Sanjay Kumar, who learned growing up in Mumbai how a lack of sufficient access to clean water can impact lives, has become an evangelical messenger about the importance of developing alternative sources of water in anticipation of the water-availability crisis that the former tech executive sees looming ahead.

Sanjay Kumar 
And Kumar, 49, who quietly made a mark as one of the Seattle area's most successful tech entrepreneurs, is likely to bring an increasingly visible presence to his current undertaking of spreading the message about the importance that recycled water will have in helping address future water shortages.

Kumar, who had key roles at Microsoft, and Teledesic before founding his own telecom services company after coming to the U.S. from his native India in 1983, points to an agreement this month between Kirkland and King County's Wastewater Treatment Division as a model that cities everywhere will eventually need to pursue.

The first-of-its-kind agreement between a city and the county will bring a drought-proof source of water to the Eastside city in the form of high-quality recycled water from the county's Brightwater Treatment Plant.

But Kumar, who pressed for the landmark arrangement, laments that "no other city is contemplating anything like this, largely due to King County being in no hurry and realizing it is a heavy lift so they want to wait and see with Kirkland. "

Kumar makes no apology for being the doomsayer about the water crisis he sees awaiting not just the water-starved regions of the west, but areas like the seemingly water-plentiful Northwest as well.
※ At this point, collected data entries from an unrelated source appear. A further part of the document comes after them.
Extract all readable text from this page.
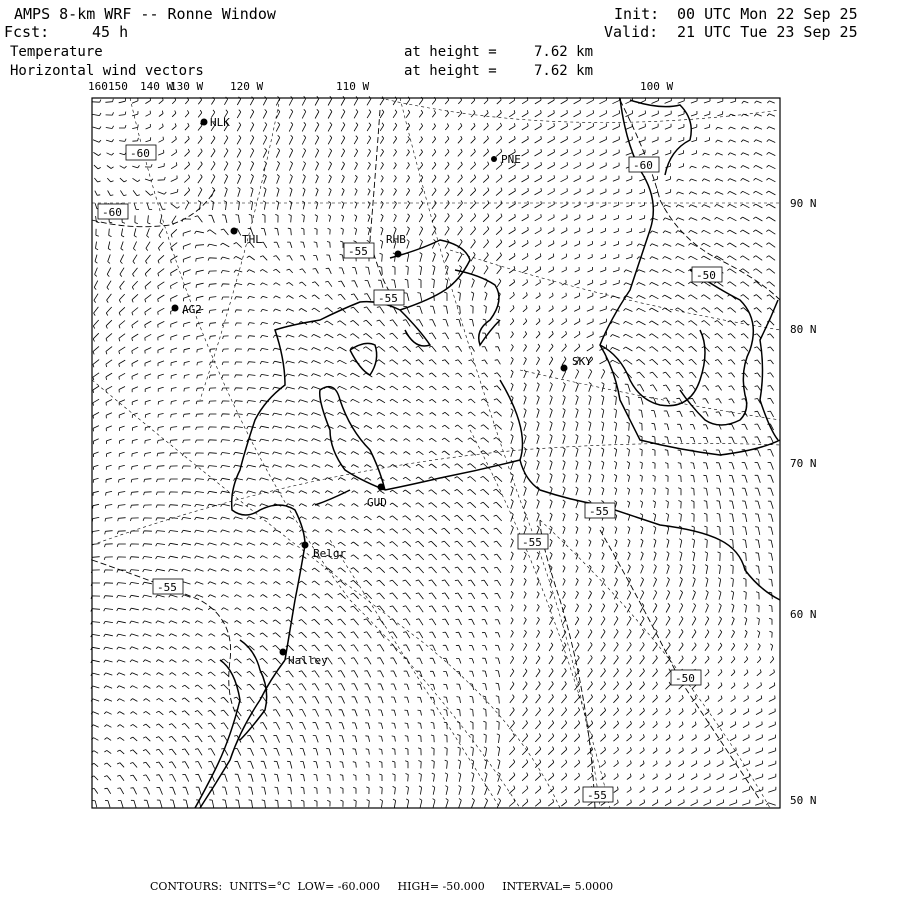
AMPS 8-km WRF -- Ronne Window
Fcst:	45 h
Init: 00 UTC Mon 22 Sep 25
Valid: 21 UTC Tue 23 Sep 25
Temperature
Horizontal wind vectors
at height =	7.62 km
at height =	7.62 km
160 150 140 W
130 W 120 W	110 W	100 W
90 N
80 N
70 N
60 N
50 N
HLK
PNE
THL	RHB
AG2
SKY
GUD
Belgr
Halley
-60
-60
-60
-55
-55
-50
-55
-55
-55
-50
-55
CONTOURS: UNITS=°C LOW= -60.000 HIGH= -50.000 INTERVAL= 5.0000
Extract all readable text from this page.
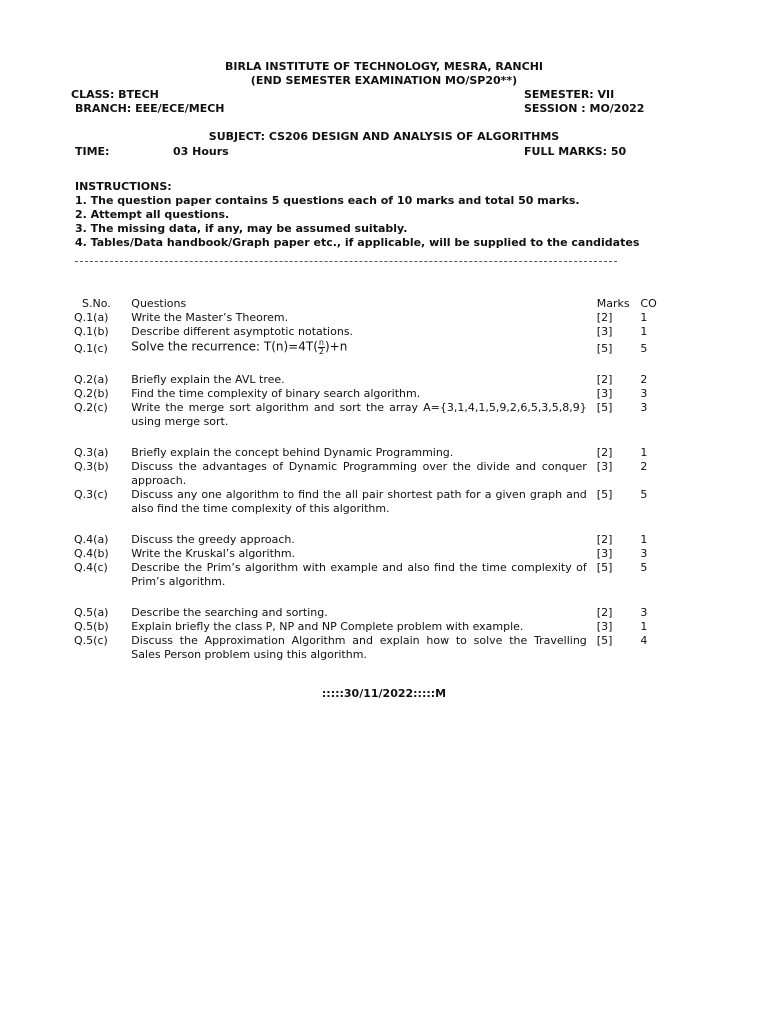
BIRLA INSTITUTE OF TECHNOLOGY, MESRA, RANCHI
(END SEMESTER EXAMINATION MO/SP20**)
CLASS: BTECH	SEMESTER: VII
BRANCH: EEE/ECE/MECH	SESSION : MO/2022
SUBJECT: CS206 DESIGN AND ANALYSIS OF ALGORITHMS
TIME:	03 Hours	FULL MARKS: 50
INSTRUCTIONS:
1. The question paper contains 5 questions each of 10 marks and total 50 marks.
2. Attempt all questions.
3. The missing data, if any, may be assumed suitably.
4. Tables/Data handbook/Graph paper etc., if applicable, will be supplied to the candidates
S.No.	Questions	Marks	CO
Q.1(a)	Write the Master’s Theorem.	[2]	1
Q.1(b)	Describe different asymptotic notations.	[3]	1
Q.1(c)	Solve the recurrence: $T(n)=4T( \frac{n}{2} )+n$	[5]	5

Q.2(a)	Briefly explain the AVL tree.	[2]	2
Q.2(b)	Find the time complexity of binary search algorithm.	[3]	3
Q.2(c)	Write the merge sort algorithm and sort the array A={3,1,4,1,5,9,2,6,5,3,5,8,9} using merge sort.	[5]	3

Q.3(a)	Briefly explain the concept behind Dynamic Programming.	[2]	1
Q.3(b)	Discuss the advantages of Dynamic Programming over the divide and conquer approach.	[3]	2
Q.3(c)	Discuss any one algorithm to find the all pair shortest path for a given graph and also find the time complexity of this algorithm.	[5]	5

Q.4(a)	Discuss the greedy approach.	[2]	1
Q.4(b)	Write the Kruskal’s algorithm.	[3]	3
Q.4(c)	Describe the Prim’s algorithm with example and also find the time complexity of Prim’s algorithm.	[5]	5

Q.5(a)	Describe the searching and sorting.	[2]	3
Q.5(b)	Explain briefly the class P, NP and NP Complete problem with example.	[3]	1
Q.5(c)	Discuss the Approximation Algorithm and explain how to solve the Travelling Sales Person problem using this algorithm.	[5]	4
:::::30/11/2022:::::M
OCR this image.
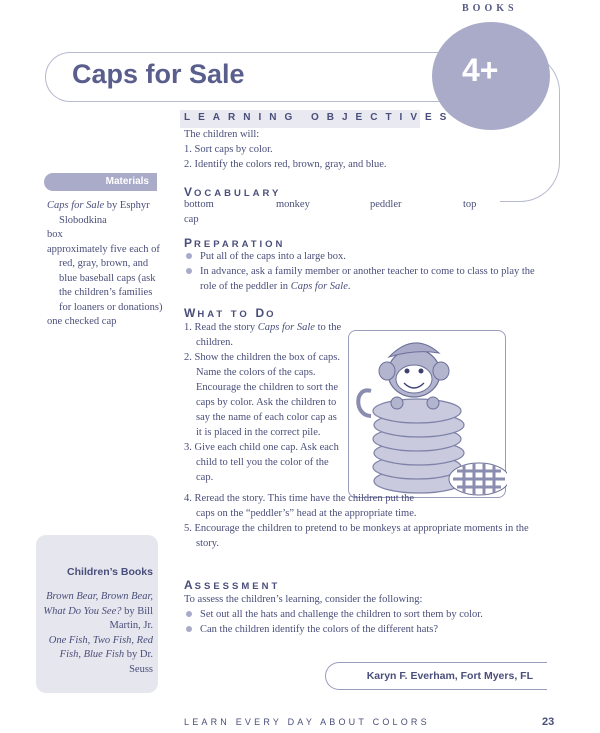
BOOKS
Caps for Sale	4+
LEARNING OBJECTIVES
The children will:
1. Sort caps by color.
2. Identify the colors red, brown, gray, and blue.
Materials
Caps for Sale by Esphyr Slobodkina
box
approximately five each of red, gray, brown, and blue baseball caps (ask the children’s families for loaners or donations)
one checked cap
VOCABULARY
bottom	monkey	peddler	top
cap
PREPARATION
Put all of the caps into a large box.
In advance, ask a family member or another teacher to come to class to play the role of the peddler in Caps for Sale.
WHAT TO DO
1. Read the story Caps for Sale to the children.
2. Show the children the box of caps. Name the colors of the caps. Encourage the children to sort the caps by color. Ask the children to say the name of each color cap as it is placed in the correct pile.
3. Give each child one cap. Ask each child to tell you the color of the cap.
4. Reread the story. This time have the children put the caps on the “peddler’s” head at the appropriate time.
5. Encourage the children to pretend to be monkeys at appropriate moments in the story.
ASSESSMENT
To assess the children’s learning, consider the following:
Set out all the hats and challenge the children to sort them by color.
Can the children identify the colors of the different hats?
Children’s Books
Brown Bear, Brown Bear, What Do You See? by Bill Martin, Jr.
One Fish, Two Fish, Red Fish, Blue Fish by Dr. Seuss
Karyn F. Everham, Fort Myers, FL
LEARN EVERY DAY ABOUT COLORS	23
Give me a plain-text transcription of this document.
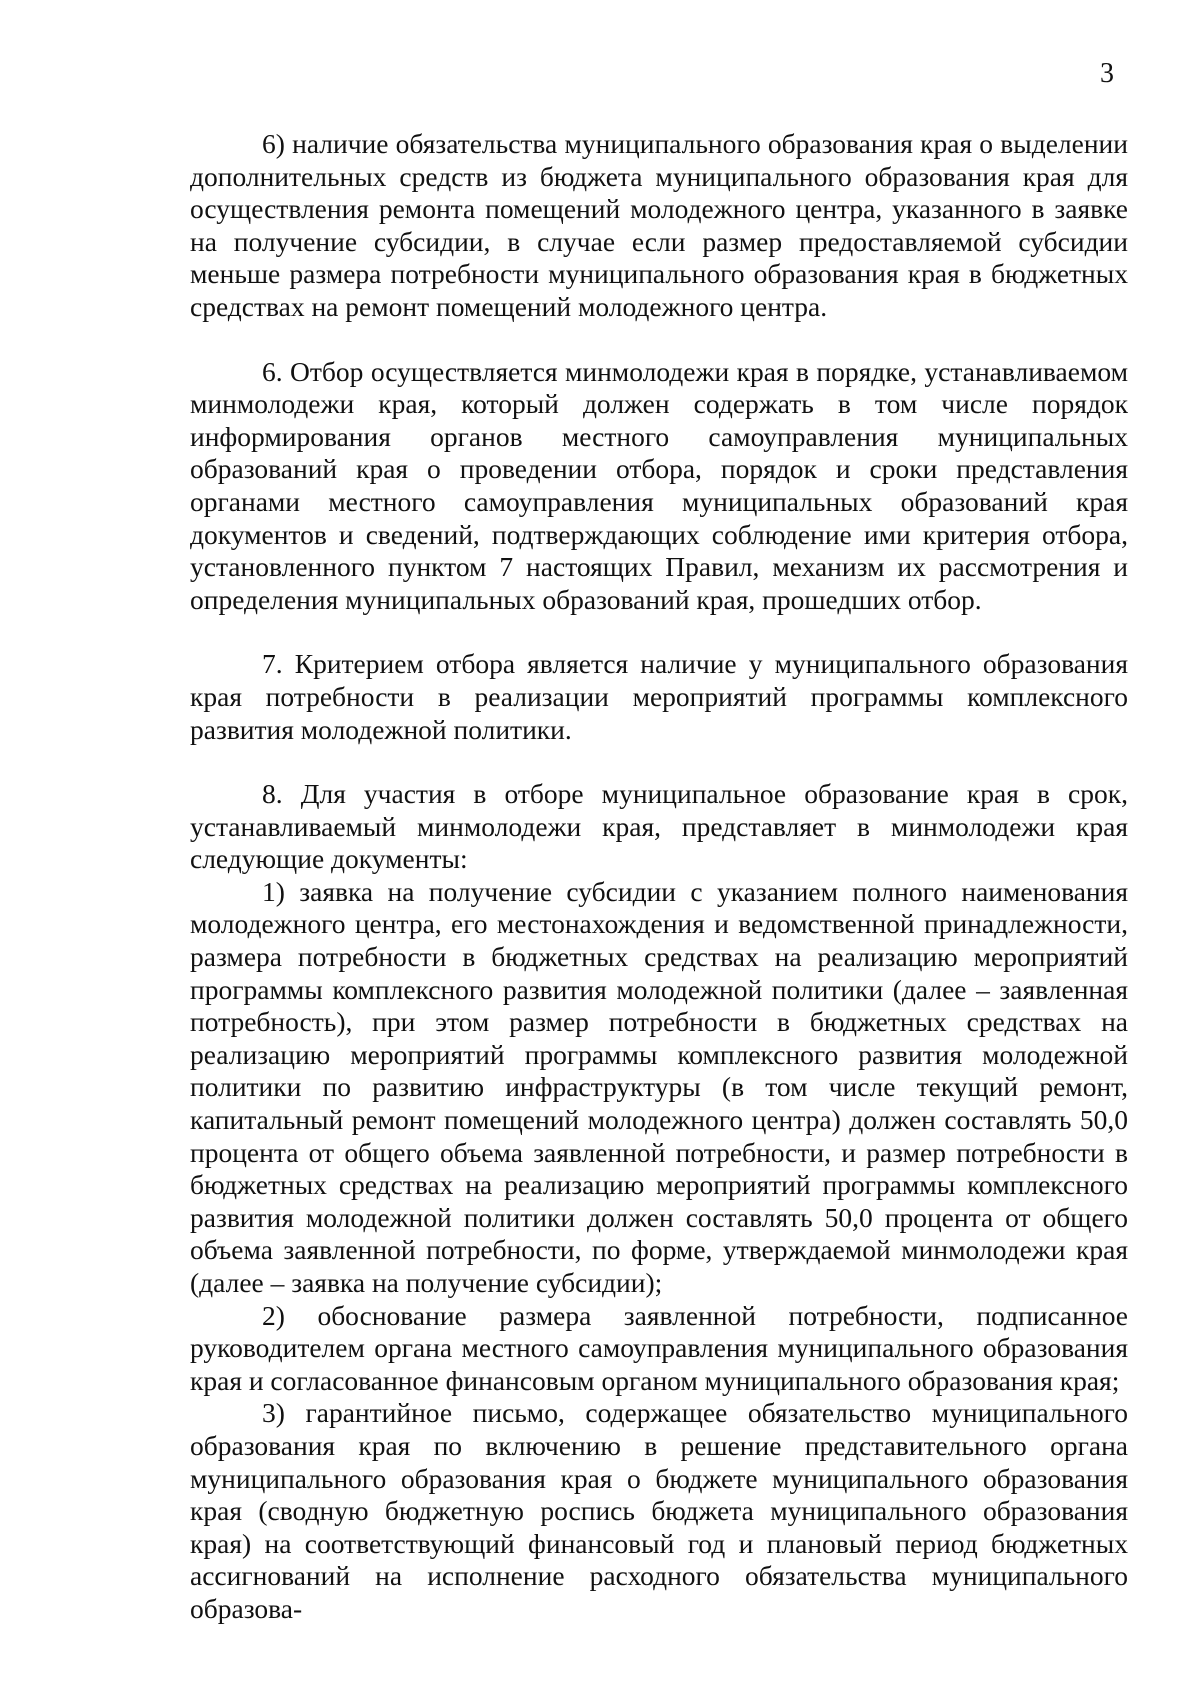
3

6) наличие обязательства муниципального образования края о выделении дополнительных средств из бюджета муниципального образования края для осуществления ремонта помещений молодежного центра, указанного в заявке на получение субсидии, в случае если размер предоставляемой субсидии меньше размера потребности муниципального образования края в бюджетных средствах на ремонт помещений молодежного центра.

6. Отбор осуществляется минмолодежи края в порядке, устанавливаемом минмолодежи края, который должен содержать в том числе порядок информирования органов местного самоуправления муниципальных образований края о проведении отбора, порядок и сроки представления органами местного самоуправления муниципальных образований края документов и сведений, подтверждающих соблюдение ими критерия отбора, установленного пунктом 7 настоящих Правил, механизм их рассмотрения и определения муниципальных образований края, прошедших отбор.

7. Критерием отбора является наличие у муниципального образования края потребности в реализации мероприятий программы комплексного развития молодежной политики.

8. Для участия в отборе муниципальное образование края в срок, устанавливаемый минмолодежи края, представляет в минмолодежи края следующие документы:

1) заявка на получение субсидии с указанием полного наименования молодежного центра, его местонахождения и ведомственной принадлежности, размера потребности в бюджетных средствах на реализацию мероприятий программы комплексного развития молодежной политики (далее – заявленная потребность), при этом размер потребности в бюджетных средствах на реализацию мероприятий программы комплексного развития молодежной политики по развитию инфраструктуры (в том числе текущий ремонт, капитальный ремонт помещений молодежного центра) должен составлять 50,0 процента от общего объема заявленной потребности, и размер потребности в бюджетных средствах на реализацию мероприятий программы комплексного развития молодежной политики должен составлять 50,0 процента от общего объема заявленной потребности, по форме, утверждаемой минмолодежи края (далее – заявка на получение субсидии);

2) обоснование размера заявленной потребности, подписанное руководителем органа местного самоуправления муниципального образования края и согласованное финансовым органом муниципального образования края;

3) гарантийное письмо, содержащее обязательство муниципального образования края по включению в решение представительного органа муниципального образования края о бюджете муниципального образования края (сводную бюджетную роспись бюджета муниципального образования края) на соответствующий финансовый год и плановый период бюджетных ассигнований на исполнение расходного обязательства муниципального образова-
The current efforts in the Puget Sound area to curtail water use suggest that Kumar is right on.

His advocacy, research and consulting organization, reuseH20, promotes the use of recycled/reclaimed water (which is known as "purple pipe" because it is delivered through a system of purple pipes) and has a goal of helping municipalities, industry, developers and communities "de-risk" their access to water.

"We help organizations understand the current and future cost of water, explore the available options to recycle water on site or access reclaimed water from a municipal or 3rd party source and ensure that each solution has long term financial and sustainability benefits," is the way he explains it.

He points to the water crisis playing out in California as "really a microcosm of all the problems." That state's reliance on its two water sources of mountains snow melt and groundwater, with both depleting, "is not sustainable for more than a couple of decades."

In fact, he makes the attention-grabbing comment that "the time will come when it will be less expensive to relocate a California resident to somewhere else in the country than to pay for them to continue getting water."
Kumar suggests: "It will be a different country when the water situation reaches the point where people are told 'no you can't move to that part of the country. Pick somewhere else.'"

His Twitter and LinkedIn sites carry regular messages on the topic, like "Reuse is a necessary and scalable concept including rainwater harvesting, stormwater capture and municipal reclamation." And he offers updates on developments, like reporting that a residential recycling water fill station had been opened in Sonoma by the area's sanitation district for residents to use to water their lawns, gardens and landscape areas.

A key part of Kumar's campaign is to paint municipal utilities as not just a key part of the problem, but as committed to a course contrary to what's best for the desired long-term outcome.

He makes the point, for which general awareness has not yet emerged, that the revenue model of utilities in Seattle and elsewhere is based on their ability to sell water and thus there is a built-in reluctance to embrace any program focused on reusable water, which as a less-expensive alternative would negatively impact the revenue model.

"Reclaimed water is the only workable answer since, if done with the right technology, it produces both clean water and energy," Kumar says.

Kumar came to the U.S. in 1983 at the age of 17 to study computer engineering at Carnegie Melon University and joined Microsoft in 1991 after getting his PhD at the University of Pennsylvania. At Microsoft he worked first in the multimedia group helping develop video for Windows, then in the Advanced Technology group alongside Intellectual Ventures co-founder Nathan Myhrvold.

Then Kumar founded and grew VCustomer into one of the nation's fastest-growing private companies before three years ago selling the telecom outsourcing company, which had grown to more than 4,000 employees with call centers in India and three other countries.

Kumar first learned of the potential for reclaimed water when he invested in a water-cleaning technology company.

Now he is seeking investment opportunities in water reuse as a member of Element8, originally the Northwest Energy Angels, the first angel group in the nation to focus exclusively on clean technology and sustainability.
Kumar points to the restrictions on reclaimed water, and perhaps more absurd on rainwater as examples of the hold municipal entities have in protecting the revenue they derive from water sales.

"Those seeking to ban the collection of rainwater say it js a potential health hazard or that it's needed in their watershed," Kumar notes, then adds with an amused look "I need an exemption or a permit to collect rainwater and, most absurdly, you even need a special permit to use rainwater in your toilet."

But in what he views as an upside, there is ever-increasing pressure from the Environmental Protection Agency on urban communities to make their water cleaner before dumping it, "creating standards so high that it could well be reusable water."

"In this state, no matter how clean it has become, reclaimed water is not legally potable but in many states, there is no such absolute restriction," Kumar notes.